Le agenzie palestinesi hanno comunicato i nomi domenica mattina. L’esercito israeliano taceva. Lunedì 25 maggio, ventiquattro ore dopo, le Forze di difesa israeliane hanno rivendicato: Abu Mallouh, scrivono, era una «figura centrale» nella produzione di armi di Hamas. Dichiarano di aver usato «munizioni di precisione» e «misure preventive per ridurre il danno ai civili, inclusa la sorveglianza aerea».
Il comunicato tace sui civili uccisi. La moglie di trentasei anni non è citata. Il neonato di sei mesi non è citato. La parola «precisione» convive nella stessa frase con il letto di una madre e del suo bambino.
Nickolay Mladenov, alto rappresentante del Board of Peace, il 13 maggio ha definito il piano di pace «paralizzato». I funzionari sanitari di Gaza, citati da Reuters il 24 maggio, parlano di circa ottocentottanta palestinesi uccisi dall’inizio del cessate il fuoco del 10 ottobre.

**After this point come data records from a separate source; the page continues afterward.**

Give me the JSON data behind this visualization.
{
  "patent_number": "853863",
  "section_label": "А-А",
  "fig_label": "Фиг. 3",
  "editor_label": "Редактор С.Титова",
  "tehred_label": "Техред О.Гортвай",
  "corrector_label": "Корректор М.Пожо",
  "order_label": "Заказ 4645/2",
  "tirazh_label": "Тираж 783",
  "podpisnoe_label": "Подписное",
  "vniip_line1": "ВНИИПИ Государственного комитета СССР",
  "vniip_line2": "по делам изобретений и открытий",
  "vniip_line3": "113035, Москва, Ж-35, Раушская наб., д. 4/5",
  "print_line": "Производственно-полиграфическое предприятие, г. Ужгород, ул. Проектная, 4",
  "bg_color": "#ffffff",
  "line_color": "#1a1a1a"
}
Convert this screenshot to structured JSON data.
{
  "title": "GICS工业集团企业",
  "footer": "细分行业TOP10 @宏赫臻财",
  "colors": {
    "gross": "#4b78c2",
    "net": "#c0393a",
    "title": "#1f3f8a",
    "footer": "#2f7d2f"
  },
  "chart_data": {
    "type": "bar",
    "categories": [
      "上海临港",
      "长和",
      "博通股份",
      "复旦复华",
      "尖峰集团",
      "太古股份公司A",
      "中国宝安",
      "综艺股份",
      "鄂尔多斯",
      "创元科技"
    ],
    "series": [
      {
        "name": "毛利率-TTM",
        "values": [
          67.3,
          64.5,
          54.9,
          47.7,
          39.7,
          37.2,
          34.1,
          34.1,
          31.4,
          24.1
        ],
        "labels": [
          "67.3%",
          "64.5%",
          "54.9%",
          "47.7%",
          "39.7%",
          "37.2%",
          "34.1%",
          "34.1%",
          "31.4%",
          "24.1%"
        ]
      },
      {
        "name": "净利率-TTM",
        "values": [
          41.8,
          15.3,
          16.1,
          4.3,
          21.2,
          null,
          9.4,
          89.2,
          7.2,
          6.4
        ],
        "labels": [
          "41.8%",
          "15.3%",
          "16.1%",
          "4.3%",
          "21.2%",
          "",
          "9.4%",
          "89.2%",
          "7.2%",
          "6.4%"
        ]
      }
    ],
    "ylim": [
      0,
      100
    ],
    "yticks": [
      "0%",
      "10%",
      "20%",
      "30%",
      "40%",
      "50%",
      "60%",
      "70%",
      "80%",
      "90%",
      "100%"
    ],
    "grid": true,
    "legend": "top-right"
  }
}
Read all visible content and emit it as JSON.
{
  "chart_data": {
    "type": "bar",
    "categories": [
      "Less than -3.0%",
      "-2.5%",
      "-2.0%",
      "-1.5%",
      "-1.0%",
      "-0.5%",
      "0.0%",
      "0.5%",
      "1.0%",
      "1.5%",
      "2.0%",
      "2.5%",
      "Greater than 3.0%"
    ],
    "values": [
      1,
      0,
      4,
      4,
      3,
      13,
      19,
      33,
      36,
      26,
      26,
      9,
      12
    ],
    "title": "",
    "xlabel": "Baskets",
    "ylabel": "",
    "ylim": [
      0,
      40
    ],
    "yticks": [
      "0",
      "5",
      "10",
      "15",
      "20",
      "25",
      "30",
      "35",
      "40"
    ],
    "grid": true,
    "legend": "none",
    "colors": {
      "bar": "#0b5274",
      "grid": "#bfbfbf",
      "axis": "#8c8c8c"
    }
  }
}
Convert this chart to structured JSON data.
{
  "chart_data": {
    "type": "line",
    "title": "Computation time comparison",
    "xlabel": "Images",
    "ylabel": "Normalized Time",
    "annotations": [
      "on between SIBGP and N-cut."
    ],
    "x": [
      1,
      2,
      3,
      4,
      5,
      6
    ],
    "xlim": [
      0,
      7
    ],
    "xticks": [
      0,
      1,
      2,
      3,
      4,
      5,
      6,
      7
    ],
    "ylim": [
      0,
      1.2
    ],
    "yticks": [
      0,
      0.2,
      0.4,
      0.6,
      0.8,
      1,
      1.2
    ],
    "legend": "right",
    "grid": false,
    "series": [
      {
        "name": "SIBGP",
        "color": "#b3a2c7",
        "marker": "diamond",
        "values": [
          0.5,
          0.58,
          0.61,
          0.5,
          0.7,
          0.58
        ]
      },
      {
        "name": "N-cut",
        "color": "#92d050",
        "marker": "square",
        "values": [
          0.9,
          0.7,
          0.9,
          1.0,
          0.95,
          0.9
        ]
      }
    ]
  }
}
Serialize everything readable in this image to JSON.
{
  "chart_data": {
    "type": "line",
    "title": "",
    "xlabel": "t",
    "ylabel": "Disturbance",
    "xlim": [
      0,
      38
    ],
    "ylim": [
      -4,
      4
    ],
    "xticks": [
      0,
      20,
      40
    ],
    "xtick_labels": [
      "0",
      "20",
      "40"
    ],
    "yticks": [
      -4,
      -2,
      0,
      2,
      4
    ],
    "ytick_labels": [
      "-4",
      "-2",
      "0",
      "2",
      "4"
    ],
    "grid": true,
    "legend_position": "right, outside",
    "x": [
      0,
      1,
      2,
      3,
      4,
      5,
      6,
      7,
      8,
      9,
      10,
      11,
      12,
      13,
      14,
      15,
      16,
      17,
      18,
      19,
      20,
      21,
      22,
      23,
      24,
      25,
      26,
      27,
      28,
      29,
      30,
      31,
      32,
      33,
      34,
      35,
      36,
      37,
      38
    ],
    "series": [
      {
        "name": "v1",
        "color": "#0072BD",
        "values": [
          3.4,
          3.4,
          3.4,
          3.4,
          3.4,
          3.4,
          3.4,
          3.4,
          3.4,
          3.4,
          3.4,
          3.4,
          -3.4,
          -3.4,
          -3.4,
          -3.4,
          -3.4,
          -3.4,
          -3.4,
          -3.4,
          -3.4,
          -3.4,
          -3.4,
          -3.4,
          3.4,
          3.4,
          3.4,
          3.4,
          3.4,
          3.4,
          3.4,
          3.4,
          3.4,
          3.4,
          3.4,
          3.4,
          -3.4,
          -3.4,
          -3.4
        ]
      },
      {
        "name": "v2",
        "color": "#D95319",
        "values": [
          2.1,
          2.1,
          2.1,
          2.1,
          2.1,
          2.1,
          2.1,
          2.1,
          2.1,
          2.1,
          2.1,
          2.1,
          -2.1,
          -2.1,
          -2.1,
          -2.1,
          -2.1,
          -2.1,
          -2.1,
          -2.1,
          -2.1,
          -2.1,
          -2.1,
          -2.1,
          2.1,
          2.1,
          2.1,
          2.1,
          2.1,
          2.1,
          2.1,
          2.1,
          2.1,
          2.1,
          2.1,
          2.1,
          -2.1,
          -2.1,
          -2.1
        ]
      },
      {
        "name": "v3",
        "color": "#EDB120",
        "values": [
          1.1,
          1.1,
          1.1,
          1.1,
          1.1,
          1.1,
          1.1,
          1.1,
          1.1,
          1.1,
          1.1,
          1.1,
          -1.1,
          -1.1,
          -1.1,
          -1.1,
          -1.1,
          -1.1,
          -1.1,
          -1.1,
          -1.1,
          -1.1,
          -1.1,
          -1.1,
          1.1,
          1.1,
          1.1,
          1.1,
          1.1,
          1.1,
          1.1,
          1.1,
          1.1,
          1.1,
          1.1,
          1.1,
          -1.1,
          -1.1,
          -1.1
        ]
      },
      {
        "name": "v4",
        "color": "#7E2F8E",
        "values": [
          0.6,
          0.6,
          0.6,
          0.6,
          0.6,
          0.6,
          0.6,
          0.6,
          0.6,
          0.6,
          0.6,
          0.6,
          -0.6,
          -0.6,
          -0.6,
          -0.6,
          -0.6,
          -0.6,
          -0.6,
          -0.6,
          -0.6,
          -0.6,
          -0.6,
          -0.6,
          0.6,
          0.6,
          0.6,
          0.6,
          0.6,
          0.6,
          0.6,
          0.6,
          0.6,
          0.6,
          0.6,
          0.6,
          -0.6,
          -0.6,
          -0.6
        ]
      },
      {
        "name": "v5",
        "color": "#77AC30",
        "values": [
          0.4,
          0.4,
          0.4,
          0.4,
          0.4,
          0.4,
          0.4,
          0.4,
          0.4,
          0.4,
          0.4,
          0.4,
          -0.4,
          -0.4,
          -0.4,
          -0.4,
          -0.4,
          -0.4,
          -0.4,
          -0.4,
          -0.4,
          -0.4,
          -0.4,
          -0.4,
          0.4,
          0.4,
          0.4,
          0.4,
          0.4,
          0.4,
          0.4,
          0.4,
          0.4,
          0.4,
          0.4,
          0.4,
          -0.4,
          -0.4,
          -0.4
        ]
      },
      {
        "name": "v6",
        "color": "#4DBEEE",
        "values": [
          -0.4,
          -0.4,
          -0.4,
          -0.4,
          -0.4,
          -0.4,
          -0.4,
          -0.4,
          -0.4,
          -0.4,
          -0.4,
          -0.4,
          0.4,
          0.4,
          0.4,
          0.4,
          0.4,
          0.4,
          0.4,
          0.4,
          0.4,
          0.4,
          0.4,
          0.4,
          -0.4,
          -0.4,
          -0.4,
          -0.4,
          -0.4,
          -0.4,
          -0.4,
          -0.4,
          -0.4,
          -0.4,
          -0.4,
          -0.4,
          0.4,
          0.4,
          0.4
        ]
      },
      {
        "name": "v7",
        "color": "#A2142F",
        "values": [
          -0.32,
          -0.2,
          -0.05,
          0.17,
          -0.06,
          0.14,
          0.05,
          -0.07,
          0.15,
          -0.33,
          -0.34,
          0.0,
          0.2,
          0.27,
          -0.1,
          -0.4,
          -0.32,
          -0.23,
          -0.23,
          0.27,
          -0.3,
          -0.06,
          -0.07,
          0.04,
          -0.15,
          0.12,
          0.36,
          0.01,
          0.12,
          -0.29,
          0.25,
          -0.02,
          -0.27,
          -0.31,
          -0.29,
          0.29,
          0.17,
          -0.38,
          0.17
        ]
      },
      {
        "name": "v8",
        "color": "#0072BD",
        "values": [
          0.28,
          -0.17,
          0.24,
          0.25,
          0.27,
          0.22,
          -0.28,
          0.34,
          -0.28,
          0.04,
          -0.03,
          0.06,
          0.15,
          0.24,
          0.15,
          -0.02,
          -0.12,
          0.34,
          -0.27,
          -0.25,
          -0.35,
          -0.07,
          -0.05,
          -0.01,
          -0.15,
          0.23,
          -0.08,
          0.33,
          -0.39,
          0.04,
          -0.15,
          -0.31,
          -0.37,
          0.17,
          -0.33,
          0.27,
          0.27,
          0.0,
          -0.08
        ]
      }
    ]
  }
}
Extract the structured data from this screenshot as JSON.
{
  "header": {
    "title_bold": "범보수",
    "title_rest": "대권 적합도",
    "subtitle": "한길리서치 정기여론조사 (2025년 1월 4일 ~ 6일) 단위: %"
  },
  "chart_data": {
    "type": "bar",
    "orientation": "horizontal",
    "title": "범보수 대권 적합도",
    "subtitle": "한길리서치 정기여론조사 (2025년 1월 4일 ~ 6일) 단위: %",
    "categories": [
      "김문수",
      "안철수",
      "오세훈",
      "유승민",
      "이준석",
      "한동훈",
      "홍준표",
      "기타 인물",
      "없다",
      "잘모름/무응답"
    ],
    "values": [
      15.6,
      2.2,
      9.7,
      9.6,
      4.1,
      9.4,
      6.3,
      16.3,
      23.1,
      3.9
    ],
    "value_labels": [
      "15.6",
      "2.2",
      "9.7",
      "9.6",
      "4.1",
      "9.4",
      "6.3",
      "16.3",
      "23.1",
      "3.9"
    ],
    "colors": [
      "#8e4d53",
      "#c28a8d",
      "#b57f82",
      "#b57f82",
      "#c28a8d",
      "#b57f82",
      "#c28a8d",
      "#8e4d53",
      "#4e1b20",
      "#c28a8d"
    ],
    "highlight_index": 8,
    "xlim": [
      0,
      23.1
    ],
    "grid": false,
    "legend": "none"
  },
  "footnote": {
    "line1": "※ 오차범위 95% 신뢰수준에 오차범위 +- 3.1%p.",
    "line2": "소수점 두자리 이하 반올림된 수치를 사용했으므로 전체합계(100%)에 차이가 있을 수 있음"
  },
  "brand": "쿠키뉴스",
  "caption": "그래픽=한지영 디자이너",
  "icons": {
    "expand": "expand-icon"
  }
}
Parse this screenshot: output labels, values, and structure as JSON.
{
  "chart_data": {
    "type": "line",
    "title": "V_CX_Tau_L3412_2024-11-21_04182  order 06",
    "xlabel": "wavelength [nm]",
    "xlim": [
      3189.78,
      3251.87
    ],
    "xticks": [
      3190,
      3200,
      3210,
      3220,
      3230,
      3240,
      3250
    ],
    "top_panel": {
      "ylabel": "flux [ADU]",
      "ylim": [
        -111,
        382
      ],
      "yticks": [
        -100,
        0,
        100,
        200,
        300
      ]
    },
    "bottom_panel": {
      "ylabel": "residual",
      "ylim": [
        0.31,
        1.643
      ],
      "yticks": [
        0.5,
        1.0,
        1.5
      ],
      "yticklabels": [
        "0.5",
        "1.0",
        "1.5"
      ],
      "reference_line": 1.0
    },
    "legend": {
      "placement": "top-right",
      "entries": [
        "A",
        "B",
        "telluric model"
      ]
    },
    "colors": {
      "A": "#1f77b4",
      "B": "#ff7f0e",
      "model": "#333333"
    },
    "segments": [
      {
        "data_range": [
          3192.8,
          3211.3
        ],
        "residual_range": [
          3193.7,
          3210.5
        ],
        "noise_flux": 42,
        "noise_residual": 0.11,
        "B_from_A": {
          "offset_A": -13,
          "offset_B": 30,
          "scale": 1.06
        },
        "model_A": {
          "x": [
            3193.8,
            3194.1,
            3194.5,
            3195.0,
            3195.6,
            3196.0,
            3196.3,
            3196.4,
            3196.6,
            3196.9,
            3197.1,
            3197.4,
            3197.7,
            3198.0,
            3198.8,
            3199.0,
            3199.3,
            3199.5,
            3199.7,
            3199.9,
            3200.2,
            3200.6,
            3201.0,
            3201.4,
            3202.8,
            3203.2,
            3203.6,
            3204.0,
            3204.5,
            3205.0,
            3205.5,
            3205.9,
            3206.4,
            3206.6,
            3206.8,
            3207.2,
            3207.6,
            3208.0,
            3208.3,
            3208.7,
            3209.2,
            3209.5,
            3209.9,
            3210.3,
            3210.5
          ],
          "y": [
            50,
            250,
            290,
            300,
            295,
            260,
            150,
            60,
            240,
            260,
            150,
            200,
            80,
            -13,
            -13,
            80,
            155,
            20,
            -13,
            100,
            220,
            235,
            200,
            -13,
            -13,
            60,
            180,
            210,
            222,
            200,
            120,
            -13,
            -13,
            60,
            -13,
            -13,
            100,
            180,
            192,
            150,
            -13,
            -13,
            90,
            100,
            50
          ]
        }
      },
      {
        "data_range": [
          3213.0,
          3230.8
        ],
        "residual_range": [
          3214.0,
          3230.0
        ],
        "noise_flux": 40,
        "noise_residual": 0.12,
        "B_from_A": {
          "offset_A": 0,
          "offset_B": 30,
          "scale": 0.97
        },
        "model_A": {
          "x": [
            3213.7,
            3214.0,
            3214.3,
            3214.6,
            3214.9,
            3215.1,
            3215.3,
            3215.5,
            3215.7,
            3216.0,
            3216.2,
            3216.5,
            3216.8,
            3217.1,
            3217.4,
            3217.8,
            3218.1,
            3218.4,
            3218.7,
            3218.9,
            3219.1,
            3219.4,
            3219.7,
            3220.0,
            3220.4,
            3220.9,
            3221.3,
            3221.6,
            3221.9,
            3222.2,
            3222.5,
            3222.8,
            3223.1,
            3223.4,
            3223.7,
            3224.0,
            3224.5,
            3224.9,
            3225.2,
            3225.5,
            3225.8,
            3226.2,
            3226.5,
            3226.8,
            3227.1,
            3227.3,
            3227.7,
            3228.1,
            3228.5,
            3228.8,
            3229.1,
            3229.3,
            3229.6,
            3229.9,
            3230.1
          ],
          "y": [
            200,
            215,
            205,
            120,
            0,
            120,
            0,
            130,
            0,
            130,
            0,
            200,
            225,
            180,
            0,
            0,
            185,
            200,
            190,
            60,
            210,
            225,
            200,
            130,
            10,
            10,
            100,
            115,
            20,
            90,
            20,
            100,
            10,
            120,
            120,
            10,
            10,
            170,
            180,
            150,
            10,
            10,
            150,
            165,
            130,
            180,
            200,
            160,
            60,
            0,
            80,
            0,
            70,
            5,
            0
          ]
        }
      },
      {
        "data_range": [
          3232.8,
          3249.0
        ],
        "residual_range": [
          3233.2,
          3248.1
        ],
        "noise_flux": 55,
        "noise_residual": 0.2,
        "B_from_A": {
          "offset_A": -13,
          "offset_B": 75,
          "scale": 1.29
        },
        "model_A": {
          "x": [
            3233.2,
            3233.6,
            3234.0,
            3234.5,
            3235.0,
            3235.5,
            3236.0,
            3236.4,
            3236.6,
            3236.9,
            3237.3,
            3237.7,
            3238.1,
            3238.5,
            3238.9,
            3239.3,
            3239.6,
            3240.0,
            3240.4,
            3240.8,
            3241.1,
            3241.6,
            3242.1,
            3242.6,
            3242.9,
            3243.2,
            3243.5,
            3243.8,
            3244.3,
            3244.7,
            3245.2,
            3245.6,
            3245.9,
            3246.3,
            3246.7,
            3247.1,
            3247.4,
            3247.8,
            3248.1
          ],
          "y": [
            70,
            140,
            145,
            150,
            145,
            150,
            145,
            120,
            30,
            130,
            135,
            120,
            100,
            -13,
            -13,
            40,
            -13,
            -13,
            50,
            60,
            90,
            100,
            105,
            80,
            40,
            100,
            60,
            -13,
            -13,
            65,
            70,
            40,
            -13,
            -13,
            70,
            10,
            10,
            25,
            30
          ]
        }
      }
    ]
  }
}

Hamas, in una nota del 26 maggio via Asharq Al Awsat, parla di oltre novecento. La stessa domenica del raid di Nuseirat, secondo Al Jazeera, navi della Marina israeliana hanno aperto il fuoco su pescherecci al largo di Gaza City, ferendo tre pescatori.
Il comunicato dell’IDF resta agli atti: «Misure per ridurre il danno ai civili, inclusa la sorveglianza aerea». Sotto la sorveglianza aerea, Osama Abu Mallouh aveva sei mesi.